Carl Kruger tape: 'Take it and enjoy it'

State Sen. Carl Kruger outside of FBI headquarters. (March 10, 2011) Credit: AP
'Take it and enjoy it."
The statement, which federal agents say in court papers they caught on tape, was remarkable for its timing.
On Dec. 28, federal agents recorded state Sen. Carl Kruger (D-Brooklyn) discussing pork-barrel money with the vice-president of a development company seeking state funding for projects in Brooklyn.
The conversation involved $500,000 still available from Kruger's discretionary legislative funds and another $4 million purportedly available on the say-so of another Senate leader, not yet identified. Kruger, of Brooklyn, was days away from losing the Finance Committee chairmanship, with Republicans set to recoup the Senate majority.
Kruger, 61, allegedly was speaking by phone with a longtime Democratic acquaintance from the Forest City Ratner company, who is not charged with wrongdoing. "The couple of bucks that I had," Kruger tells him, "I don't know what the hell to do with it anyhow. Take it. Come Monday, I won't have it. So take it and enjoy it."
Barely a week earlier, Senate Democrats canceled dozens of other grants for two Long Island districts worth millions -- because Republicans Jack Martins and Lee Zeldin had won those seats. The same thing was reported in upstate districts where Republicans ousted Democrats.
Kruger's private words contrast with what Austin Shafran, a spokesman for the Senate Democrats, told Newsday last month about the lost Long Island funds: "Given the difficult fiscal times, sacrifices had to be made."
Kruger's private pork talk crops up in a 53-page complaint filed Thursday against Kruger and seven co-defendants, charging conspiracy, bribery, "honest-services" fraud and money laundering. Among others accused: Richard Lipsky, a business lobbyist; Assemb. William Boyland (D-Brooklyn); developer Aaron Malinsky, former vice chairman and chief development officer for A&P, and Michael Turano, a gynecologist, with whom Kruger and other Turano family members resided. The defendants pleaded not guilty.

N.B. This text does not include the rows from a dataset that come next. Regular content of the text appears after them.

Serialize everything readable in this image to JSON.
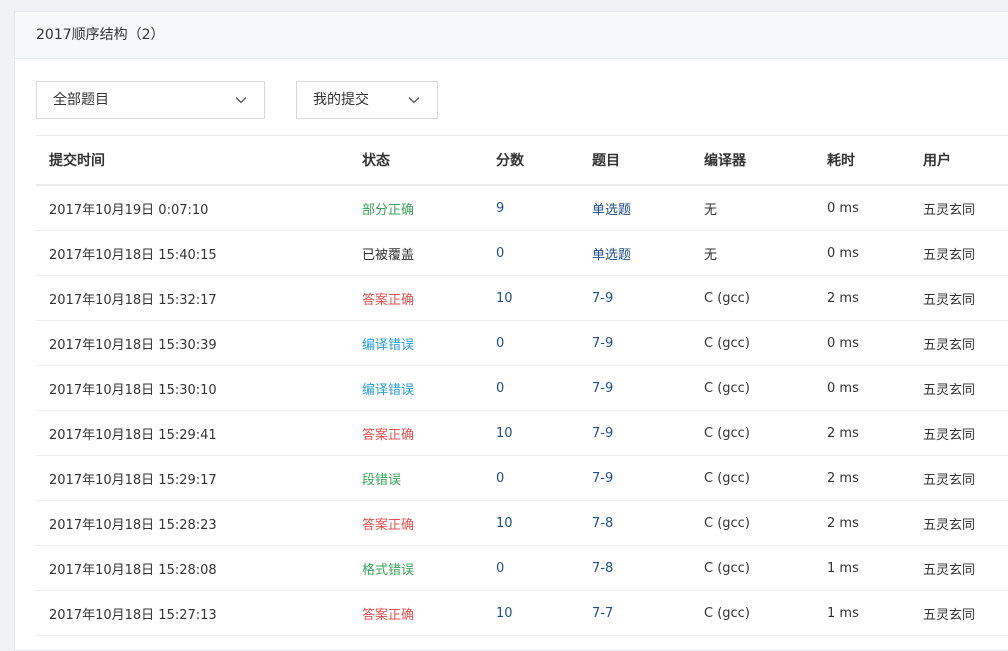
{
  "panel": {
    "title": "2017顺序结构（2）"
  },
  "filters": {
    "problem_select": "全部题目",
    "scope_select": "我的提交"
  },
  "table": {
    "headers": {
      "time": "提交时间",
      "status": "状态",
      "score": "分数",
      "problem": "题目",
      "compiler": "编译器",
      "elapsed": "耗时",
      "user": "用户"
    },
    "rows": [
      {
        "time": "2017年10月19日 0:07:10",
        "status": "部分正确",
        "status_color": "green",
        "score": "9",
        "problem": "单选题",
        "compiler": "无",
        "elapsed": "0 ms",
        "user": "五灵玄同"
      },
      {
        "time": "2017年10月18日 15:40:15",
        "status": "已被覆盖",
        "status_color": "black",
        "score": "0",
        "problem": "单选题",
        "compiler": "无",
        "elapsed": "0 ms",
        "user": "五灵玄同"
      },
      {
        "time": "2017年10月18日 15:32:17",
        "status": "答案正确",
        "status_color": "red",
        "score": "10",
        "problem": "7-9",
        "compiler": "C (gcc)",
        "elapsed": "2 ms",
        "user": "五灵玄同"
      },
      {
        "time": "2017年10月18日 15:30:39",
        "status": "编译错误",
        "status_color": "blue",
        "score": "0",
        "problem": "7-9",
        "compiler": "C (gcc)",
        "elapsed": "0 ms",
        "user": "五灵玄同"
      },
      {
        "time": "2017年10月18日 15:30:10",
        "status": "编译错误",
        "status_color": "blue",
        "score": "0",
        "problem": "7-9",
        "compiler": "C (gcc)",
        "elapsed": "0 ms",
        "user": "五灵玄同"
      },
      {
        "time": "2017年10月18日 15:29:41",
        "status": "答案正确",
        "status_color": "red",
        "score": "10",
        "problem": "7-9",
        "compiler": "C (gcc)",
        "elapsed": "2 ms",
        "user": "五灵玄同"
      },
      {
        "time": "2017年10月18日 15:29:17",
        "status": "段错误",
        "status_color": "green",
        "score": "0",
        "problem": "7-9",
        "compiler": "C (gcc)",
        "elapsed": "2 ms",
        "user": "五灵玄同"
      },
      {
        "time": "2017年10月18日 15:28:23",
        "status": "答案正确",
        "status_color": "red",
        "score": "10",
        "problem": "7-8",
        "compiler": "C (gcc)",
        "elapsed": "2 ms",
        "user": "五灵玄同"
      },
      {
        "time": "2017年10月18日 15:28:08",
        "status": "格式错误",
        "status_color": "green",
        "score": "0",
        "problem": "7-8",
        "compiler": "C (gcc)",
        "elapsed": "1 ms",
        "user": "五灵玄同"
      },
      {
        "time": "2017年10月18日 15:27:13",
        "status": "答案正确",
        "status_color": "red",
        "score": "10",
        "problem": "7-7",
        "compiler": "C (gcc)",
        "elapsed": "1 ms",
        "user": "五灵玄同"
      }
    ]
  },
  "icons": {
    "dropdown": "chevron-down-icon"
  },
  "colors": {
    "link": "#1e4f8a",
    "status_green": "#3aa55a",
    "status_red": "#e05252",
    "status_blue": "#2a9fd6"
  }
}
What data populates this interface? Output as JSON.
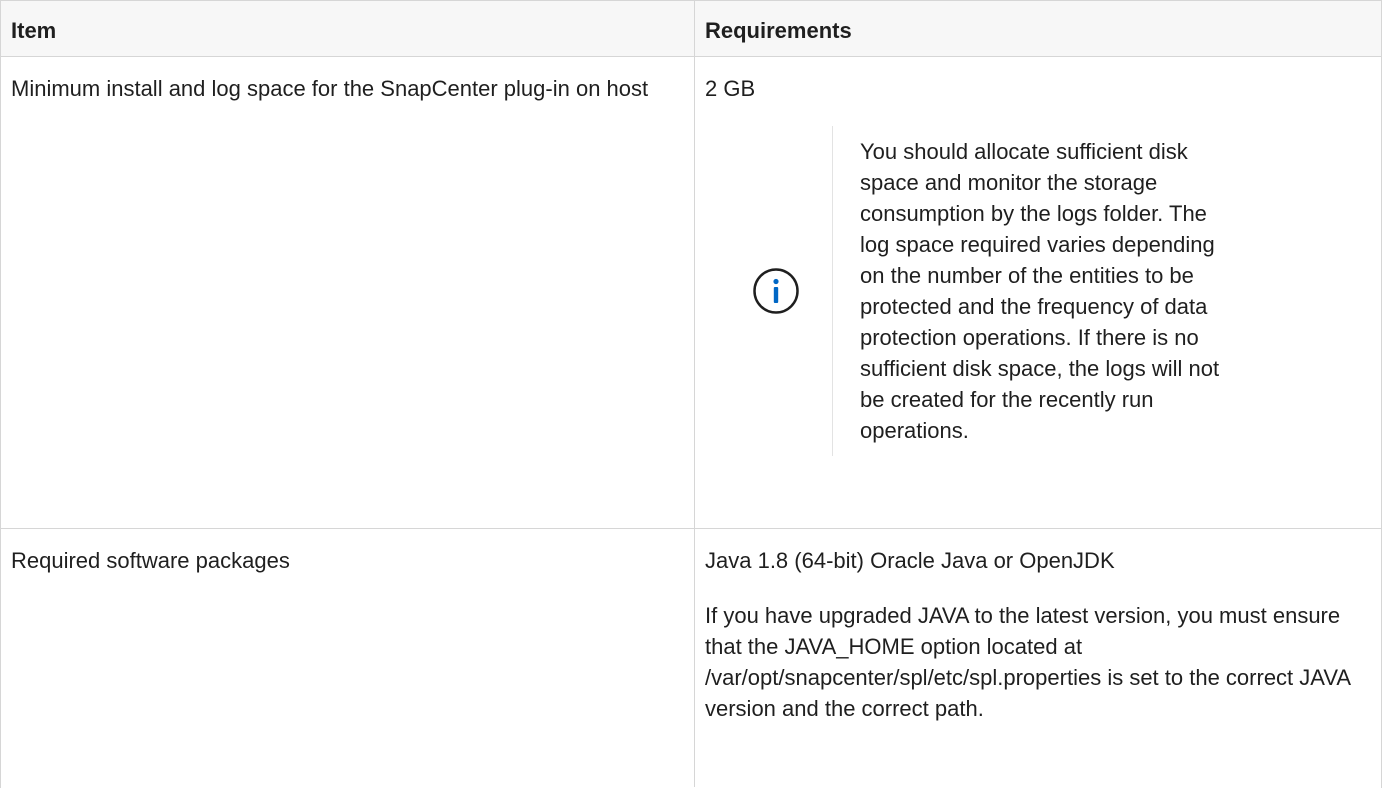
{
  "table": {
    "headers": {
      "item": "Item",
      "requirements": "Requirements"
    },
    "rows": [
      {
        "item": "Minimum install and log space for the SnapCenter plug-in on host",
        "requirement": "2 GB",
        "note": {
          "icon": "info-icon",
          "text": "You should allocate sufficient disk space and monitor the storage consumption by the logs folder. The log space required varies depending on the number of the entities to be protected and the frequency of data protection operations. If there is no sufficient disk space, the logs will not be created for the recently run operations."
        }
      },
      {
        "item": "Required software packages",
        "requirement": "Java 1.8 (64-bit) Oracle Java or OpenJDK",
        "detail": "If you have upgraded JAVA to the latest version, you must ensure that the JAVA_HOME option located at /var/opt/snapcenter/spl/etc/spl.properties is set to the correct JAVA version and the correct path."
      }
    ]
  },
  "colors": {
    "info_icon": "#0067c5",
    "border": "#d6d6d6",
    "header_bg": "#f7f7f7"
  }
}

NEW GIGS:Bruce Nyman, former Democratic Nassau legislator, former Long Beach city manager, and former aide to County Executive Thomas Suozzi, is joining Roslyn-based Gotham Government Relations. Michael Florio, who was a presidential campaign official for Hillary Clinton and an ex-Suozzi aide, will head alongside Nyman the firm's new public affairs and communications division.